Pollen counts, Plan grains, Bee Pollen, etc. You’ve probably heard the word ‘pollen’ a lot, but have you ever wondered, what it is exactly? Why do bees dedicate their lives to it? Can pollen even do us good?
The answers to these questions and a bit more information about this precious substance are in our short guide.
To begin with, Pollen is a fine, powdery, golden substance that comes from the male part of flowers on a plant. The microscopic particles can be dispersed through the air by the wind to fertilize the female flowers of other plants. It also attaches itself to bees as they move from flower to flower.
The bee flies into the center of the flower and scrapes off some of the pollen that it stores in the hairs on its legs in a part known as the ‘honey baskets’. It repeats this from flower to flower until the moistened, pressed down, collected pollen becomes a round granule.
We know what you’re wondering, so here’s the long list of the health benefits of pollen. Pollen is sometimes called a superfood – as well as protein, it contains over 200 other health-promoting substances like amino acids, essential fatty acids, a wide spectrum of vitamins, minerals, enzymes, antioxidants, micronutrients, and flavonoids. It cannot be made artificially and scientists still haven’t identified all its precious components.
This powerhouse of nutrients sustains the life and growth of the bees and is considered one of nature’s complete foods. It has been used therapeutically by many ancient civilizations such as the Chinese, Romans, and Egyptians. Hippocrates and Pythagoras prescribed bee pollen for its healing properties and it sustained Native Americans on long journeys.
Today it is used as a health supplement; studies and trials credit bee pollen as the root of many benefits including:
Energy and stamina
The high levels of natural protein, that the body can absorb easily in this form, helps to build muscle tissue and aid in cell renewal.
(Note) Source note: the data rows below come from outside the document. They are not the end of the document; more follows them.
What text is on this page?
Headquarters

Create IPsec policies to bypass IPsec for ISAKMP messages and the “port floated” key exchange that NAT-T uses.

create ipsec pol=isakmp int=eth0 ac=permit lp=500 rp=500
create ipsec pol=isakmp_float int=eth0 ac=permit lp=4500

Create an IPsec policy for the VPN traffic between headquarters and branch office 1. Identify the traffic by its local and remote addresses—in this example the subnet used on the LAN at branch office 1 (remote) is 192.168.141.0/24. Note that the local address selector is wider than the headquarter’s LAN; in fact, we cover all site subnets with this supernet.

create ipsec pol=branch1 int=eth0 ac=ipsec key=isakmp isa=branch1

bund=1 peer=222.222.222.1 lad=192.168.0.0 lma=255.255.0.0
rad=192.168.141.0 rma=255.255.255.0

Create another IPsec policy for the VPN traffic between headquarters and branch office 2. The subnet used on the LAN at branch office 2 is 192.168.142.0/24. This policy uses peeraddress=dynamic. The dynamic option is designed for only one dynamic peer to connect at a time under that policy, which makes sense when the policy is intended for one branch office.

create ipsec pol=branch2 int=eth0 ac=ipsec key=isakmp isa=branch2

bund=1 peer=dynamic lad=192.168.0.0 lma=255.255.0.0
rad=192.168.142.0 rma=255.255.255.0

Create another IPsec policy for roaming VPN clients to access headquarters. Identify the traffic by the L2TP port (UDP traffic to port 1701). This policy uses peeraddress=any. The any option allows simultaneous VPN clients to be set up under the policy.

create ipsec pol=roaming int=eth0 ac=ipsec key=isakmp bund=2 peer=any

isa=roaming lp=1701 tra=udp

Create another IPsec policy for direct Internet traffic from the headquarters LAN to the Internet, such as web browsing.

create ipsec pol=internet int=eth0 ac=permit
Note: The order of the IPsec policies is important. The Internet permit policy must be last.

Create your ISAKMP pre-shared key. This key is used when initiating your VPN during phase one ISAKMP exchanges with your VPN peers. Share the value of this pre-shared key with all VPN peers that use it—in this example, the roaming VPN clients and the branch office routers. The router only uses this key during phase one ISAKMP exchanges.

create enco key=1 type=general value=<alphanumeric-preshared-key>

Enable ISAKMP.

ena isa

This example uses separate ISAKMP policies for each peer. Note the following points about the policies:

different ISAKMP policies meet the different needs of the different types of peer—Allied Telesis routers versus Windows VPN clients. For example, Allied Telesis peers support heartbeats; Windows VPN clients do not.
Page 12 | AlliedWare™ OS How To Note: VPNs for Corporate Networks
The British Sports Council recorded a 40-50% increase in strength in athletes who had taken bee pollen regularly and it is used by Olympic athletes and bodybuilders to increase strength and endurance.
Substances in pollen may stop the growth of harmful bacteria in the gut, having a balancing effect on the digestive system. There have been reports of people lowering their cholesterol levels when taking bee pollen.
Anti-inflammatory and pain relief
Some studies indicate that bee pollen lessens pain due to its anti-inflammatory properties (reducing swelling) even in some cancer cases.
Other areas where studies show encouraging signs and there is positive anecdotal is in the treatment of infertility (by stimulating the ovaries) and reducing the side effects of menopause (such as hot flushes).
Concentration and focus
Pollen is a rich source of vitamins B1, B2, and B3 which are essential for a healthy nervous system and brain.